‘Dead Planets’ is the latest offering from composer and artist Nigel Sanders and The nss58 project. It follows on from the 2019 EP ‘Motorbreath’ which was first released under the previous moniker of ‘Black September Falls’. This EP explored concepts of machine uprisings and the end of humankind, whereas ‘Dead Planet’ takes a step further, away from this planet into the cosmos.
The nss58 Project isn’t afraid to throw everything into the melting pot. There is no snobbery about which genres should and shouldn’t be fused, warped or otherwise combined. The creator’s love of all things rock, metal, noise and drone are all valid components that are sent spiraling and spinning through the audio abyss, and an abyss it is, dark striving to consume light.

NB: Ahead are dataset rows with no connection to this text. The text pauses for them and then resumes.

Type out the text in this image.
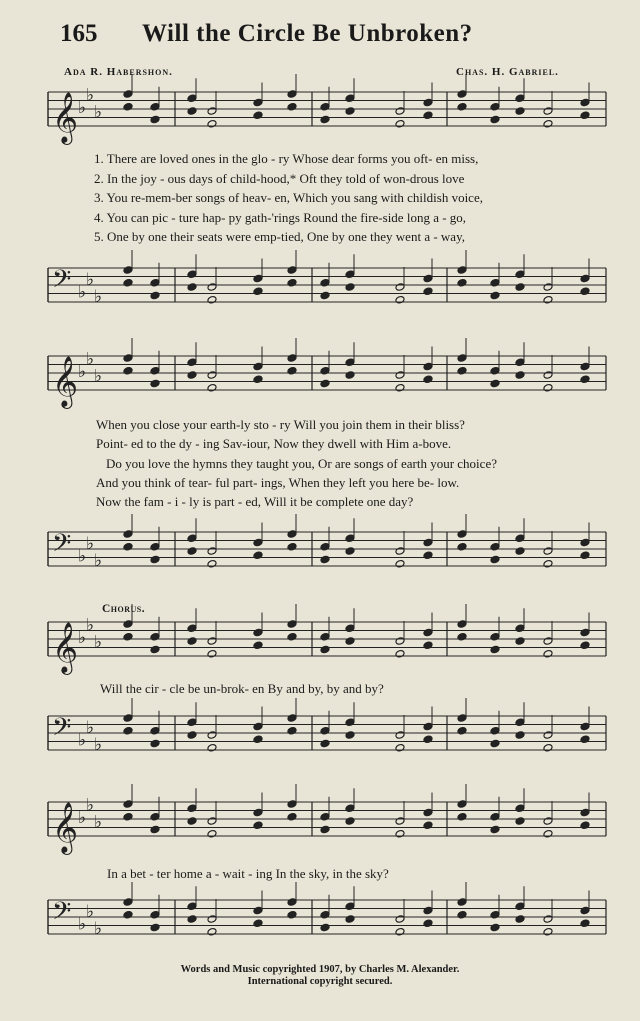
165 Will the Circle Be Unbroken?
Ada R. Habershon.	Chas. H. Gabriel.
𝄞 ♭
♭
♭
𝄢 ♭
♭
♭
1. There are loved ones in the glo - ry Whose dear forms you oft- en miss,
2. In the joy - ous days of child-hood,* Oft they told of won-drous love
3. You re-mem-ber songs of heav- en, Which you sang with childish voice,
4. You can pic - ture hap- py gath-'rings Round the fire-side long a - go,
5. One by one their seats were emp-tied, One by one they went a - way,
𝄞 ♭
♭
♭
𝄢 ♭
♭
♭
When you close your earth-ly sto - ry Will you join them in their bliss?
Point- ed to the dy - ing Sav-iour, Now they dwell with Him a-bove.
Do you love the hymns they taught you, Or are songs of earth your choice?
And you think of tear- ful part- ings, When they left you here be- low.
Now the fam - i - ly is part - ed, Will it be complete one day?
Chorus.
𝄞 ♭
♭
♭
𝄢 ♭
♭
♭
Will the cir - cle be un-brok- en By and by, by and by?
𝄞 ♭
♭
♭
𝄢 ♭
♭
♭
In a bet - ter home a - wait - ing In the sky, in the sky?
Words and Music copyrighted 1907, by Charles M. Alexander.
International copyright secured.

rock, metal, noise and drone are all valid components that are sent spiraling and spinning through the audio abyss
The album’s journey starts at the center of our little corner of the galaxy with ‘The Sun’. It begins ominously, synthetic ambient drone conjuring up visions of deadly waves of heat and radiation emanating from our star. This is soon augmented by guitar drones and a somber funereal beat while a menacing maelstrom of sculptured sound pervades. It conjures well an image of a sun that can be a bringer of doom as well as life. ‘Dark Fields’ does little to lighten the tone, with sinister drones stripping life away and leaving desolation and trapped phantoms, communicated here through a haze of tones, scattered chopped up sounds and ghostly filter sweeps. I needn’t tell you that the next track continues the dark tone of the release when its title is ‘taring into the Darkness’. A kick drum with a glacial tempo leads the procession across fields of splintering guitar drones before a synth arpeggio drifts in, at odds with the other elements, out of sync and unsettling, which is most likely the point. As the track simmers to a close the tones of the synth phrase are warmed up just a tad, a hope of lighter things to come?

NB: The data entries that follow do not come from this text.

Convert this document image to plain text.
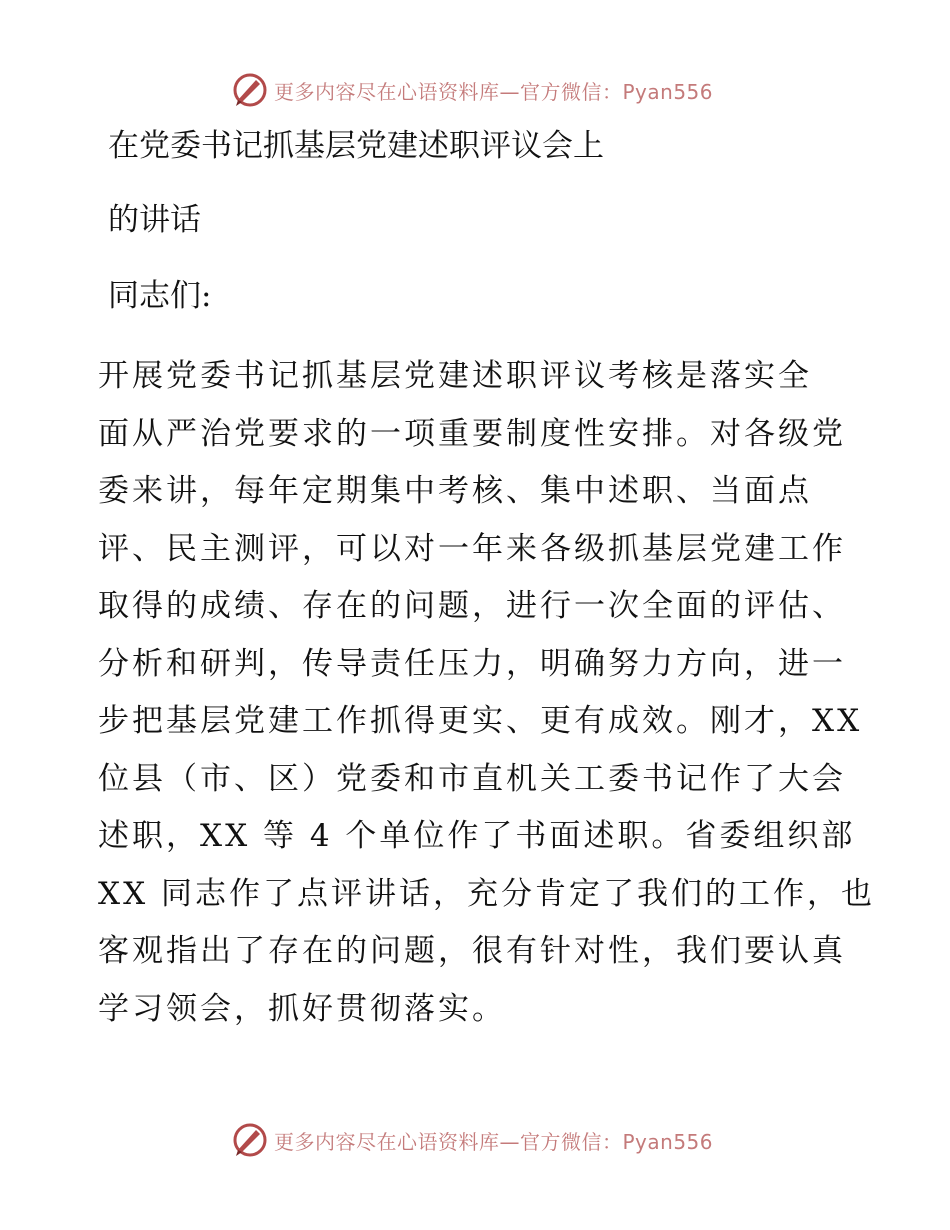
更多内容尽在心语资料库—官方微信：Pyan556
在党委书记抓基层党建述职评议会上
的讲话
同志们:
开展党委书记抓基层党建述职评议考核是落实全
面从严治党要求的一项重要制度性安排。对各级党
委来讲，每年定期集中考核、集中述职、当面点
评、民主测评，可以对一年来各级抓基层党建工作
取得的成绩、存在的问题，进行一次全面的评估、
分析和研判，传导责任压力，明确努力方向，进一
步把基层党建工作抓得更实、更有成效。刚才，XX
位县（市、区）党委和市直机关工委书记作了大会
述职，XX 等 4 个单位作了书面述职。省委组织部
XX 同志作了点评讲话，充分肯定了我们的工作，也
客观指出了存在的问题，很有针对性，我们要认真
学习领会，抓好贯彻落实。
更多内容尽在心语资料库—官方微信：Pyan556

‘Away From Here’ has an altogether more urgent feel, with bubbling and bleeping synths accelerating and leading the way for guitar stabs forming part of a more traditional drum arrangement. This gives the track a definite structure and trajectory, though heading to where and what is unknown. The track ends inversely to the start with the synth motif’s tempo steadily grinding to a halt.

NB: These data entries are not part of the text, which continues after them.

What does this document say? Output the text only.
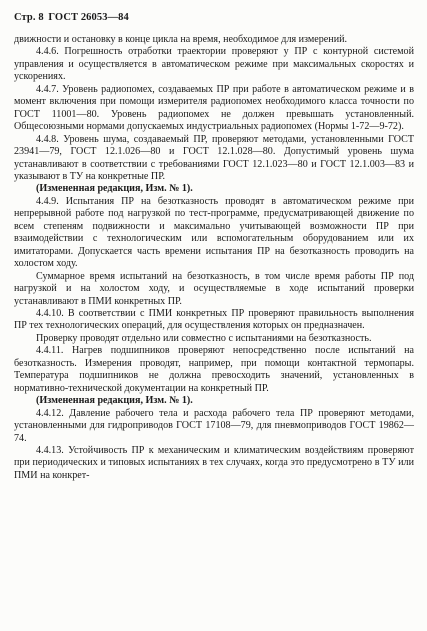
Стр. 8 ГОСТ 26053—84

движности и остановку в конце цикла на время, необходимое для измерений.

4.4.6. Погрешность отработки траектории проверяют у ПР с контурной системой управления и осуществляется в автоматическом режиме при максимальных скоростях и ускорениях.

4.4.7. Уровень радиопомех, создаваемых ПР при работе в автоматическом режиме и в момент включения при помощи измерителя радиопомех необходимого класса точности по ГОСТ 11001—80. Уровень радиопомех не должен превышать установленный. Общесоюзными нормами допускаемых индустриальных радиопомех (Нормы 1-72—9-72).

4.4.8. Уровень шума, создаваемый ПР, проверяют методами, установленными ГОСТ 23941—79, ГОСТ 12.1.026—80 и ГОСТ 12.1.028—80. Допустимый уровень шума устанавливают в соответствии с требованиями ГОСТ 12.1.023—80 и ГОСТ 12.1.003—83 и указывают в ТУ на конкретные ПР.

(Измененная редакция, Изм. № 1).

4.4.9. Испытания ПР на безотказность проводят в автоматическом режиме при непрерывной работе под нагрузкой по тест-программе, предусматривающей движение по всем степеням подвижности и максимально учитывающей возможности ПР при взаимодействии с технологическим или вспомогательным оборудованием или их имитаторами. Допускается часть времени испытания ПР на безотказность проводить на холостом ходу.

Суммарное время испытаний на безотказность, в том числе время работы ПР под нагрузкой и на холостом ходу, и осуществляемые в ходе испытаний проверки устанавливают в ПМИ конкретных ПР.

4.4.10. В соответствии с ПМИ конкретных ПР проверяют правильность выполнения ПР тех технологических операций, для осуществления которых он предназначен.

Проверку проводят отдельно или совместно с испытаниями на безотказность.

4.4.11. Нагрев подшипников проверяют непосредственно после испытаний на безотказность. Измерения проводят, например, при помощи контактной термопары. Температура подшипников не должна превосходить значений, установленных в нормативно-технической документации на конкретный ПР.

(Измененная редакция, Изм. № 1).

4.4.12. Давление рабочего тела и расхода рабочего тела ПР проверяют методами, установленными для гидроприводов ГОСТ 17108—79, для пневмоприводов ГОСТ 19862—74.

4.4.13. Устойчивость ПР к механическим и климатическим воздействиям проверяют при периодических и типовых испытаниях в тех случаях, когда это предусмотрено в ТУ или ПМИ на конкрет-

‘Mars’ combines caustic drones, electronica elements and guitar stabs to assure the listener that if there is indeed life on Mars, you probably don’t want to meet it. There is a suggestion of life in the title of ‘The Forest’, though the images conveyed by the sound are still filled with dread, with the main loop sounding like a choir of damned souls, accompanied by shimmering layers of atmospherics. It is the longest track on offer at over eight minutes and as it progresses, deep rumbles and clattering rhythms fill out the sound field further before surrendering to one of the brief moments of respite and beauty on ‘Dead Planets’
‘The Machine’ once again provides us with a more structured spine, a tonne of bass, a progressive bass sequence and pensive guitars evoke more feelings of impending doom. Laced as it is with atmosphere, the track feels very much like the score behind the credits of a film where something cataclysmic has happened to the earth’s population. The album closes with the seven and a half minute ‘Beorborchwelm Daegcandel Se Endes’, translating roughly to ‘Dead Sun’ in archaic English. Once again, the soundproof is consumed by atmospheric drones that just begin to hypnotise before a huge sounding sustained guitar chord crashes in, punctuated by the slow beat of a drum. Sustain intertwines with sound and noise explorations while sub bass weighs in. It is an oppressive ending to a dark listening experience, though it offers plenty of interest over its duration in terms of texture and shade.
‘Dead Planets’ is not an album to cheer you up or to help you let off steam. It is a contemplative affair, allowing the listener to mull over fate and meaning in life and death. The soundscapes presented encompass drone metal and electronic dronescapes, embellished with smatterings of rock, prog and synth experiments. When combined they offer a claustrophobic sonic view of a doomed solar system, conveying both the size and ultimately transient nature of our celestial bodies. A recommended dark ambient release.